North Carolina prays for Rev. Jesse Jackson
It was Sunday, Dec. 12, just over a month after veteran civil rights leader, Rev. Jesse Jackson, announced that he was suffering from Parkinson’s disease.
Bishop William Barber, pastor of Greenleaf Christian Church in Goldsboro, and former president of the N.C. NAACP, was back in his pulpit after being away for several weeks. During his remarks to the congregation, Barber stopped, and suddenly asked worshippers to say a prayer for his friend.
“You all pray for Rev. Jackson,” Dr. Barber asked. “He has been suffering from … Parkinson’s, and the last time I was with him, he had to hold onto my arm to steady himself. I didn’t know exactly what was happening then.”
That “last time” was during the 74th Annual N.C. NAACP Convention in Raleigh in October, where Rev. Jackson came to participate, on his way to Greensboro for N.C. A&T University’s Homecoming. Jackson is a 1964 alum of the historically black university, one of his many ties to the Tar Heel state.
It was also at the N.C. NAACP Convention that one of Rev. Jackson’s closest friends from the Civil Rights Movement, Rev. Cardes Brown, president of the Greensboro NAACP branch, last saw him, but didn’t realize that anything was wrong.
“I didn’t know at the time, but there seemed to be something [wrong with him], but we didn’t discuss it,” Rev. Brown, who is also Senior Pastor of New Light Missionary Baptist Church in Greensboro, recalled two weeks later.
Rev. Jackson, 76, revealed his affliction – the same one that claimed the life of boxing legend Muhammad Ali in 2016 – on Nov. 17. Jackson’s father also suffered from Parkinson’s disease.
“My family and I began to notice changes about three years ago,” the founder and president of the Rainbow PUSH Coalition said in a statement issued then. “For a while, I resisted interrupting my work to visit a doctor. But as my daily physical struggles intensified I could no longer ignore the symptoms, so I acquiesced.”

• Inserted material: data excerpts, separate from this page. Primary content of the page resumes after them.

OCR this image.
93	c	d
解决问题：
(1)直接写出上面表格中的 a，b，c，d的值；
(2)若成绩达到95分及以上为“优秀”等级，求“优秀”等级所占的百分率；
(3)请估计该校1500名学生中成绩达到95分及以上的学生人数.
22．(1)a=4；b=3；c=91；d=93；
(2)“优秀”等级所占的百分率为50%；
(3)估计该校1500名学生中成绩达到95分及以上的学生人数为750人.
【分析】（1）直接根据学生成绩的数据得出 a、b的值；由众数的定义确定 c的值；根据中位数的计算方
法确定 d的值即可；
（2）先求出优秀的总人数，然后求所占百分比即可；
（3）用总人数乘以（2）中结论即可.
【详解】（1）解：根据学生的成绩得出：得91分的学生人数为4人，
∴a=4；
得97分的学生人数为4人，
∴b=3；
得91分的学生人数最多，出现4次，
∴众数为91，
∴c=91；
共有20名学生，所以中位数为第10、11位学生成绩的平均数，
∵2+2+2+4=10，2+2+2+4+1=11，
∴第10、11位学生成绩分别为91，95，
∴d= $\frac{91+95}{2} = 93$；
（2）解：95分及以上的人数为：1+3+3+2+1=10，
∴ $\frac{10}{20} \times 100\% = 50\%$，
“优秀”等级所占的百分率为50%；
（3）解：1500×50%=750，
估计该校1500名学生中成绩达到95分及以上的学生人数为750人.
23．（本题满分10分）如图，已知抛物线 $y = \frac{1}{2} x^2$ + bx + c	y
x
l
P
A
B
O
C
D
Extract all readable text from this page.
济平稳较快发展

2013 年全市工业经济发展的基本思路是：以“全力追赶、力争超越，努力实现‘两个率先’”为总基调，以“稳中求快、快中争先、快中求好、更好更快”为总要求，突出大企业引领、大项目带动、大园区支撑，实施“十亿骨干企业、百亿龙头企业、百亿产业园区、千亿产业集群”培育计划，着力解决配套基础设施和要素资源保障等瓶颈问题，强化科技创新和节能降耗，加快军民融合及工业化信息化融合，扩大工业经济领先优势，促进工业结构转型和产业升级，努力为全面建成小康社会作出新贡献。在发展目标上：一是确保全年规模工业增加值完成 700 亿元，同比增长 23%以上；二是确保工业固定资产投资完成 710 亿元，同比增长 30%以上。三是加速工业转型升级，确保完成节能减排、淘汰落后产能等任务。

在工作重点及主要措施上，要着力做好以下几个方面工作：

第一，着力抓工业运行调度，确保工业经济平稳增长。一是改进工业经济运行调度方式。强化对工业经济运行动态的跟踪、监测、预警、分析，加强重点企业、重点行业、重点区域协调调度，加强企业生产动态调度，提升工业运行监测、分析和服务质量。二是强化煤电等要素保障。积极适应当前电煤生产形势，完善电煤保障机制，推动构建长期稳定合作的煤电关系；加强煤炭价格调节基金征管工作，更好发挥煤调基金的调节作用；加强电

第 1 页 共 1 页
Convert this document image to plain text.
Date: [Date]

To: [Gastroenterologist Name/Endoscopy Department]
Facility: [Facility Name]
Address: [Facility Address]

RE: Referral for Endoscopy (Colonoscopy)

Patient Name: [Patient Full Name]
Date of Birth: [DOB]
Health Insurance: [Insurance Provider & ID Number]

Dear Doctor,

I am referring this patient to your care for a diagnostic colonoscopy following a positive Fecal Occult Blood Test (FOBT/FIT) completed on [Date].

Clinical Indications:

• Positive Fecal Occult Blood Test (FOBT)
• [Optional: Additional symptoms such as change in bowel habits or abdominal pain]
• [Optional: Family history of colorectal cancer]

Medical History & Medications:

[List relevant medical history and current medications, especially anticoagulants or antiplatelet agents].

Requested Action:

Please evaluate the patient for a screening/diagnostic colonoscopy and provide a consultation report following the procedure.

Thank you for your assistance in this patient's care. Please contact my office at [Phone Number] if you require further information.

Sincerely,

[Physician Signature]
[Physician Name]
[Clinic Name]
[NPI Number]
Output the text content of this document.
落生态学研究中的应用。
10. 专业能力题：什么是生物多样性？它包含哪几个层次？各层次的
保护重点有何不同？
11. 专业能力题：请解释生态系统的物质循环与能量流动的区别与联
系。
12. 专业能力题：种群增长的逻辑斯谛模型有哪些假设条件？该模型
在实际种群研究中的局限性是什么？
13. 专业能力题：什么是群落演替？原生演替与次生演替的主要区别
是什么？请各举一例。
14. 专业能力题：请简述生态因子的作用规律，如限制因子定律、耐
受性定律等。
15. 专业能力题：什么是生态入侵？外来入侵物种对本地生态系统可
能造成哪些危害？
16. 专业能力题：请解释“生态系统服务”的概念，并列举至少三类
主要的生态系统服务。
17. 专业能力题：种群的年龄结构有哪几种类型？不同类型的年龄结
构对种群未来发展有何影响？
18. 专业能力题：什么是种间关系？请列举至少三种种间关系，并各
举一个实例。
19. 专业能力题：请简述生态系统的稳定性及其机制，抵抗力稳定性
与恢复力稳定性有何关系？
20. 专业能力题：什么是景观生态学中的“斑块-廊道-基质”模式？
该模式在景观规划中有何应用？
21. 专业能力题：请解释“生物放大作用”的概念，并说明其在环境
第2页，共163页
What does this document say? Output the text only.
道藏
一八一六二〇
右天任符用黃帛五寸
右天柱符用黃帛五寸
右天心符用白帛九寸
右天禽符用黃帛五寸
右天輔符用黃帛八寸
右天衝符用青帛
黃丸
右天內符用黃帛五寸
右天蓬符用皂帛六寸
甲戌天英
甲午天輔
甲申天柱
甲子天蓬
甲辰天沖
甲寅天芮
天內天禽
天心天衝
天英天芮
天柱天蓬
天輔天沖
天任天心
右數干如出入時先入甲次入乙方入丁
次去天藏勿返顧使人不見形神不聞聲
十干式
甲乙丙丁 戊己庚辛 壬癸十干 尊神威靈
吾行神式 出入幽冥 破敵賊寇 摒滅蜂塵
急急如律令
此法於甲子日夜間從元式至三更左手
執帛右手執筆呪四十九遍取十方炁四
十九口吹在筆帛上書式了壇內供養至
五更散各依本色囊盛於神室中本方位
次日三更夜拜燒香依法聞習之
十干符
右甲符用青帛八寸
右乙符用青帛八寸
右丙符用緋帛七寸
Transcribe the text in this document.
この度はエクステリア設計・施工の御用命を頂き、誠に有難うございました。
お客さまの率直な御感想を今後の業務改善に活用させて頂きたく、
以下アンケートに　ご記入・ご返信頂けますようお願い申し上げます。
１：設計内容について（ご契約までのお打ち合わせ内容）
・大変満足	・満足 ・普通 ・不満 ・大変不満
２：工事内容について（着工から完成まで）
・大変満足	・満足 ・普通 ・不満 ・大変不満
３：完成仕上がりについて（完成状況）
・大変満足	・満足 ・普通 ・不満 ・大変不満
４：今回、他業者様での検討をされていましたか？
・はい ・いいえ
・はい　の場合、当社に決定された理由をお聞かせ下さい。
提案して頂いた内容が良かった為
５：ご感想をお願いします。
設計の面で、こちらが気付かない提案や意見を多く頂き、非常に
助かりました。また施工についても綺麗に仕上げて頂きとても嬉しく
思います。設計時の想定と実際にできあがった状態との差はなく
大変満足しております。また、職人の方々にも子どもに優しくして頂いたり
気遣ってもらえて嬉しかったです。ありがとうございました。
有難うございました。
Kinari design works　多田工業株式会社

According to Northwestern Medicine in Chicago, which diagnosed Rev. Jackson’s condition in 2014, Parkinson’s disease is a “progressive degenerative disorder that results from loss of cells in various parts of the brain that control movement.”
Those who see Rev. Jackson more often say they noticed a “change in his walk and a slowed speech.”
Charmaine McKissick-Melton, a professor at North Carolina Central University in Durham, has long been a friend with Rev. Jackson since the days he used to work with her father, legendary civil rights attorney Floyd McKissick.
She says she’s known for years that Jackson was suffering from Parkinson’s disease, but said nothing.
“We knew something was wrong, because we saw Ali at the beginning,” McKissick-Melton said. “So I had seen that shake thing, but I didn’t say anything to Jesse.”
She added that the symptoms were apparent to her when she saw Jackson at NCCU in 2012, two years before he was diagnosed.
On Christmas Day, Rev. Jackson continued his decade-long tradition of ministering to the inmates at the Cook County jail in Chicago. He told The Associated Press that he’s adopted a daily regimen of physical therapy, medication, and prayer. He is also traveling less now, but still continues his civil rights work.
“This is a man who wore his body out trying to empower the lives of others, as well as continue to fight for freedom,” Rev. Dr. John Mendez, pastor of Emmanuel Baptist Church in Winston-Salem, and another close friend of Rev. Jackson, said Wednesday. He adds that there is a message in Rev. Jackson’s courage.
“You cannot stand for the cause of civil rights and justice, without courage.”
Rev. Brown agrees.
“Jesse, in my opinion, is a very courageous person. He doesn’t focus on himself. We’ve been friends for years, and he’s a person of faith, and we’re trusting that he will continue to do the work that he’s been doing, even with the diagnosis and the condition.
“I know him well enough to know that he will fight to the finish,” Rev. Brown added.